In long-term studies (up to 1 year) in rats and dogs no marked toxic effects were seen in either species up to oral doses of about 100mg/kg a day. At high oral doses, the liver and possibly also the kidneys were identified as potential target organs.
In a two-year oral carcinogenicity study in mice, no neoplastic or other abnormal findings attributable to treatment were made up to doses of 130 (males) and 156 (females) mg/kg a day. In a two-year oral carcinogenicity study in rats, an increased incidence of liver tumours was observed in males at the highest dosage level of 69mg/kg a day. The changes which may be associated with peroxisome proliferation have been shown to be species-specific since they were not seen in the carcinogenicity study in mice, dogs or monkeys.

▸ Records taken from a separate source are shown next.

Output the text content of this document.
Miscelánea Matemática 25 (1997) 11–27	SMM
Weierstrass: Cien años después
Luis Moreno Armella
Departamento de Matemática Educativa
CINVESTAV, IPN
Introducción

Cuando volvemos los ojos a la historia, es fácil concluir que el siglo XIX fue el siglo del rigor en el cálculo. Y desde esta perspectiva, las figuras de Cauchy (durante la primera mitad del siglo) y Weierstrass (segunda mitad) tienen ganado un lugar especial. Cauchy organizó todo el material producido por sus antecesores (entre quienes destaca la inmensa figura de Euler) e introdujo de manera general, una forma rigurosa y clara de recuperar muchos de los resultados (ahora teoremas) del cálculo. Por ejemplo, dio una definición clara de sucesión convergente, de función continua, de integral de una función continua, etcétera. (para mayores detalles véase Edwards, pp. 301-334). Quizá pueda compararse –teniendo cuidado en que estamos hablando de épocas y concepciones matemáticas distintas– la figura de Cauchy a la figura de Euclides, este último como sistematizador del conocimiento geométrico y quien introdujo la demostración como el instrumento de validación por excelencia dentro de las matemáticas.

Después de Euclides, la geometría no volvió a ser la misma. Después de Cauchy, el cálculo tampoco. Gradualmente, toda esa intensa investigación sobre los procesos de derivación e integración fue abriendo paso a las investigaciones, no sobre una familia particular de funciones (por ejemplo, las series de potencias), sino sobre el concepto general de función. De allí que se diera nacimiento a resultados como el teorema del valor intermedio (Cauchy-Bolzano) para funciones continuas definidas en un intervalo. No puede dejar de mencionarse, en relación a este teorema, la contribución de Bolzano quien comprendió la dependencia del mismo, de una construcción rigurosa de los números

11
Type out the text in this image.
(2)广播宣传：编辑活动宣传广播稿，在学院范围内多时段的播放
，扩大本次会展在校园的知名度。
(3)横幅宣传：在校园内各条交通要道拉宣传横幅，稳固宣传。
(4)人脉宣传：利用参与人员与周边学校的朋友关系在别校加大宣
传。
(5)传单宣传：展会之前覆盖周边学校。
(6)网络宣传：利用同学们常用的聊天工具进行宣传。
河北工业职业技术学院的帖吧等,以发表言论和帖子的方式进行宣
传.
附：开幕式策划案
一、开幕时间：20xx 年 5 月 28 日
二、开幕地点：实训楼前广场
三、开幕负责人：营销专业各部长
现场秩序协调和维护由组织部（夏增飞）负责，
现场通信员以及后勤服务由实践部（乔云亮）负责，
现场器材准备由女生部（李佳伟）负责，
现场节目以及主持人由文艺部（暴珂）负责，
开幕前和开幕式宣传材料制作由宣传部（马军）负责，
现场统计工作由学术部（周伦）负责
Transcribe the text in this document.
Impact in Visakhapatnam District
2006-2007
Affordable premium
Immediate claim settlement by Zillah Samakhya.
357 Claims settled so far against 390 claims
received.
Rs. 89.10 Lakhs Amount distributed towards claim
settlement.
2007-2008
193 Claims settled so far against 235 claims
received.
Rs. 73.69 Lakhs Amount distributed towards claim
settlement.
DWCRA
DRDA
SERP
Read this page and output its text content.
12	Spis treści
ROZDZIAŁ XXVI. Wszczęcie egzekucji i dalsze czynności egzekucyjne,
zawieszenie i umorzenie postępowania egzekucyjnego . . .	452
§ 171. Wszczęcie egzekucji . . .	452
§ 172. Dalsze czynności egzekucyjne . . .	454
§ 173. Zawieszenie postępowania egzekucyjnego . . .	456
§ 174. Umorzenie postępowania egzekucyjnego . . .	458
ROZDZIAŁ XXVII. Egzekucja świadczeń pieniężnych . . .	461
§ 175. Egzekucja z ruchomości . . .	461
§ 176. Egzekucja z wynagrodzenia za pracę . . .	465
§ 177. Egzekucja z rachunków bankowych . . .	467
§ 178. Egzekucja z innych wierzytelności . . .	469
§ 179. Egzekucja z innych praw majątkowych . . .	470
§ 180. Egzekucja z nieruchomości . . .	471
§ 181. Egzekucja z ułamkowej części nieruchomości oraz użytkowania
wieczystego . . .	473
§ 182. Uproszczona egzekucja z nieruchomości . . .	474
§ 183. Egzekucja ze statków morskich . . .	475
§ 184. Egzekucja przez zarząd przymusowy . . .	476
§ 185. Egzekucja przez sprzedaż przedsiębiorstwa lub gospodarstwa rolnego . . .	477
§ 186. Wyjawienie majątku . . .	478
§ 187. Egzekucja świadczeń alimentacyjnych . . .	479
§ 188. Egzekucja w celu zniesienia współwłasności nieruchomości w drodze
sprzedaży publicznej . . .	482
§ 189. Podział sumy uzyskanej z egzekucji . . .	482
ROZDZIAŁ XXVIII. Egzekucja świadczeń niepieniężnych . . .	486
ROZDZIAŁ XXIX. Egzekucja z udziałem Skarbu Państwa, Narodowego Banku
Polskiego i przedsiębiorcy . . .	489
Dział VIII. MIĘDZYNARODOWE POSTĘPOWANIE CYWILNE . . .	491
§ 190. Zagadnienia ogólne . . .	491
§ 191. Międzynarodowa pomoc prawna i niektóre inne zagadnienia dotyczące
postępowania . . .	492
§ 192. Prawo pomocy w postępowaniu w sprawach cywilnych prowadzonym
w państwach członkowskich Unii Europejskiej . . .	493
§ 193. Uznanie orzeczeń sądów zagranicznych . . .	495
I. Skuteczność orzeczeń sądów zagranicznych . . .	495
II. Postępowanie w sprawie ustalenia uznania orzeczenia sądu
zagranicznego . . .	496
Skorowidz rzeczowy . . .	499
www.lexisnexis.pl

During high-dose studies in monkeys, refractile irregularities were observed in the retina at the higher doses (non-toxic effect level 50mg/kg). These irregularities were associated with the presence of a terbinafine metabolite in ocular tissue and disappeared after drug discontinuation. They were not associated with histological changes.
A standard battery of in vitro and in vivo genotoxicity tests revealed no evidence of mutagenic or clastogenic potential.
No adverse effects on fertility or other reproduction parameters were observed in studies in rats or rabbits.